When It Comes To Anxiety, You’re Not Alone

Many people do not treat anxiety as something that people can suffer from. Since people cannot see it, often times they do not believe it is there.

To state it simply, the website Bustle explains it as, “...an anxiety disorder isn’t a personality trait — it’s a medical condition”. Mental illnesses like anxiety, depression, etcetera, are overlooked and set to blame for the habits of our generation. If adults paid attention to the teenage perspective of anxiety, a better understanding of the situation could hopefully arise.

Kelsey Down, from the website Verily, wrote about her personal experience with anxiety in one of her recent articles. She spoke of her experience with cognitive behavioral therapy — a type of therapy that challenges negative patterns in a person’s behavior. She wrote, “With the help of cognitive behavioral therapy or other treatment, many people (including me) eventually learn how to regain control of spiraling thoughts”.

Often, these thoughts are what make anxiety worse. All of the different ideas running through someone’s head all at once becomes a lot to handle.

Anxiety can be scary, and it can make you feel very alone. But, you are not alone. 1 in 13 people have some form of anxiety according to the website Futurity. So most likely, you are in the room with someone who has anxiety right now. It is more common than it truly seems..

Of course, symptoms vary from person to person. You know how you feel when you get anxious, but the general symptoms apply to most people. The severity of anxiety also varies per person, as well as the kind of anxiety.

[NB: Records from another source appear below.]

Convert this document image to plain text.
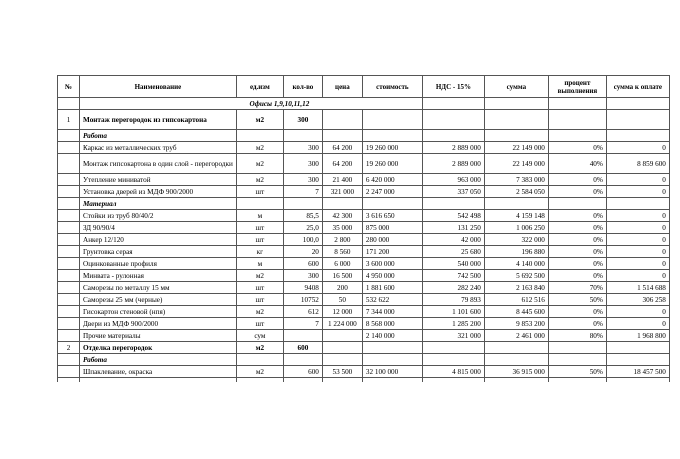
№	Наименование	ед.изм	кол-во	цена	стоимость	НДС - 15%	сумма	процент выполнения	сумма к оплате
	Офисы 1,9,10,11,12								
1	Монтаж перегородок из гипсокартона	м2	300						
	Работа								
	Каркас из металлических труб	м2	300	64 200	19 260 000	2 889 000	22 149 000	0%	0
	Монтаж гипсокартона в один слой - перегородки	м2	300	64 200	19 260 000	2 889 000	22 149 000	40%	8 859 600
	Утепление миниватой	м2	300	21 400	6 420 000	963 000	7 383 000	0%	0
	Установка дверей из МДФ 900/2000	шт	7	321 000	2 247 000	337 050	2 584 050	0%	0
	Материал								
	Стойки из труб 80/40/2	м	85,5	42 300	3 616 650	542 498	4 159 148	0%	0
	ЗД 90/90/4	шт	25,0	35 000	875 000	131 250	1 006 250	0%	0
	Анкер 12/120	шт	100,0	2 800	280 000	42 000	322 000	0%	0
	Грунтовка серая	кг	20	8 560	171 200	25 680	196 880	0%	0
	Оцинкованные профиля	м	600	6 000	3 600 000	540 000	4 140 000	0%	0
	Минвата - рулонная	м2	300	16 500	4 950 000	742 500	5 692 500	0%	0
	Саморезы по металлу 15 мм	шт	9408	200	1 881 600	282 240	2 163 840	70%	1 514 688
	Саморезы 25 мм (черные)	шт	10752	50	532 622	79 893	612 516	50%	306 258
	Гисокартон стеновой (нпя)	м2	612	12 000	7 344 000	1 101 600	8 445 600	0%	0
	Двери из МДФ 900/2000	шт	7	1 224 000	8 568 000	1 285 200	9 853 200	0%	0
	Прочие материалы	сум			2 140 000	321 000	2 461 000	80%	1 968 800
2	Отделка перегородок	м2	600						
	Работа								
	Шпаклевание, окраска	м2	600	53 500	32 100 000	4 815 000	36 915 000	50%	18 457 500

There are over six major types of anxiety — and even those break down into subcategories —which makes it even crazier that schools do not take the time to talk about it, or mental health in general.

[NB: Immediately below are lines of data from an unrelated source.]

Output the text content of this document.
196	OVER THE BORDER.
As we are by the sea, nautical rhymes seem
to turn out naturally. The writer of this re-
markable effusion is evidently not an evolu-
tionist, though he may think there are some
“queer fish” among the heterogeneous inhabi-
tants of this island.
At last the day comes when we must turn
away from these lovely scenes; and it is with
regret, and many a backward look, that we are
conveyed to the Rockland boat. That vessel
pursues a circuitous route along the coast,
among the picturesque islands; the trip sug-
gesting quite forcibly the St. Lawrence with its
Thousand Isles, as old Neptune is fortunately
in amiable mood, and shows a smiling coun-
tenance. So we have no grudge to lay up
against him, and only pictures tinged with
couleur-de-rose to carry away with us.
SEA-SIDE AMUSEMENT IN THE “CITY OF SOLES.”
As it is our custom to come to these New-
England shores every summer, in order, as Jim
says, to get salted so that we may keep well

In this day and age, anxiety is something many people talk about. About 10 percent of students in the United States alone suffer from some type of anxiety, according to DoSomething.org. It makes many people wonder: if this many teens are struggling, why isn’t anxiety talked about more in school?

A junior from Harborfields thinks that mental health should be discussed more in school, and that, “...since it affects so many people, the school should be trying to help people who need it, and for people who don’t understand it, they should be able to learn about it.”

Many kids miss school because of anxiety, or any other mental health disorder. It all becomes too much. But then there is a catch: missing more school could cause more stress, because they have to make up all of the work they missed.

Students in HF also have trouble with anxiety, and it can start to cause issues for these people. In particular, it affects them throughout their school lives. A freshman said their anxiety stems mainly from school, and when they are stressed they tend to worry a lot. The pressures of high school can be overbearing, and for people with anxiety, some two hours of homework, could wind up taking longer, and cause more stress than on average.

A sophomore, spoke up and said, “It makes me unable to take tests and it prevents me from staying calm in stressful situations.” School is an environment where stress is always present, and tests are inevitable. For someone with anxiety, if this “normal stress” as some might call it, is bad, than students with anxiety have it much worse. Test taking is hard on its own, and mixing in someone who is having a rough day and their anxiety is at an all-time high, makes the task much more difficult.

There are always ways to relieve some stress. Depending on how comfortable someone is with talking about their anxiety, other methods of coping with it and dealing with it become available and more accessible.

Talking to friends is one thing many people quickly look over when it comes to anxiety. Bouncing your feelings off of someone to try and figure out how you are actually feeling, can easily help to decrease the amount you are worrying about.

Recent research has even proven the music can affect someone’s overall anxiety. The blog, Nerdic Vikings, wrote an article about how it affects people. The author, Ragnhild, said when she listened to music while she was anxious, “I was transported. I was no longer thinking about my modern worries”. Being able to get away from anxious thoughts, can be one of the best feelings when stress is piling up on top of you.

Anxiety wires your brain so that it is on a loop, stressing over the same things and rethinking them. Something small can turn into something big for a person with anxiety. Not to mention, for some teenagers, anxiety is not the only mental health disorder they deal with.

Juggling mental health on top of school, work, relationships, and family becomes a lot really quickly. These people with anxiety are not thinking about what they have to do during their math class, they are thinking about all of the things they have to do that upcoming weekend. So instead of being relaxed and hanging out with friends, they could be in their room trying to get all of their homework done.

There are always going to be people around you to help you, and people you can talk to. Being alone and having to stay silent should never have to happen. People are out there who want to listen, even if you don't know them too well.